奥さんはしかたなく運転手をさせられて僕らを町まで送って、買い物をして時間をつぶしてまた迎えにくる。
そのあいだKさんは水割りを飲んで北島三郎の「山」を右手の拳に力をいれて熱唱した。それから店の女の子となにかデュエットした。

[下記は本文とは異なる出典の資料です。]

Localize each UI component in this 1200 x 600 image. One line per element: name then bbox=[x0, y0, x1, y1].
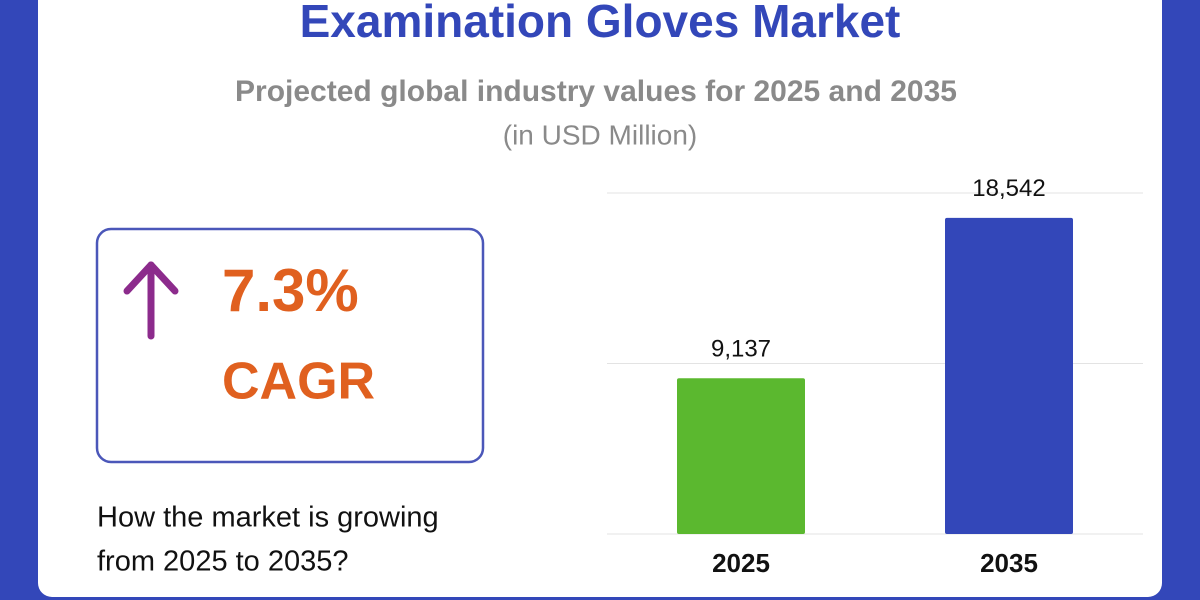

お店の女の子は中国からいきなりこの田舎に来て日本語を覚えたということで、中国人が話すあの感じで山形県東置賜地方の方言になる。
「Kさん、水割りつぐる、だごで」
こんな感じだが、書いている僕もだんだん訳が分からなくなる。
帰りの車の中で、僕は奥さんに
「あのよ、Kさんがよ、おっぱいどがふとももどがよ、一回もさわんねがったっけな。おれよ、ちょんと見ったけがんな」と証言する。ふとももが追加されたのは「イエライシャン」だけあって深いスリットのチャイナドレスだったせい。

Kさん夫妻を見ていて「家」を思う。ダンナは大黒柱。表側に見えて、それはそれでしっかりと家を支えている。奥さんは「梁」(はり)だとおもう。天井裏にあって目にはつかないけれど柱よりも太く長くどっしりとしている。柱が支えているわけでもなく梁が支えているわけでもなく、柱と梁が支え合っている。
二人を見ていて、お互いを大切に思いながら支え合っている感じが伝わって、素敵だと思う。
母の遺作展にも二人してきてくれた。母の思い出話を聞かせてもらった。ありがたいと思う。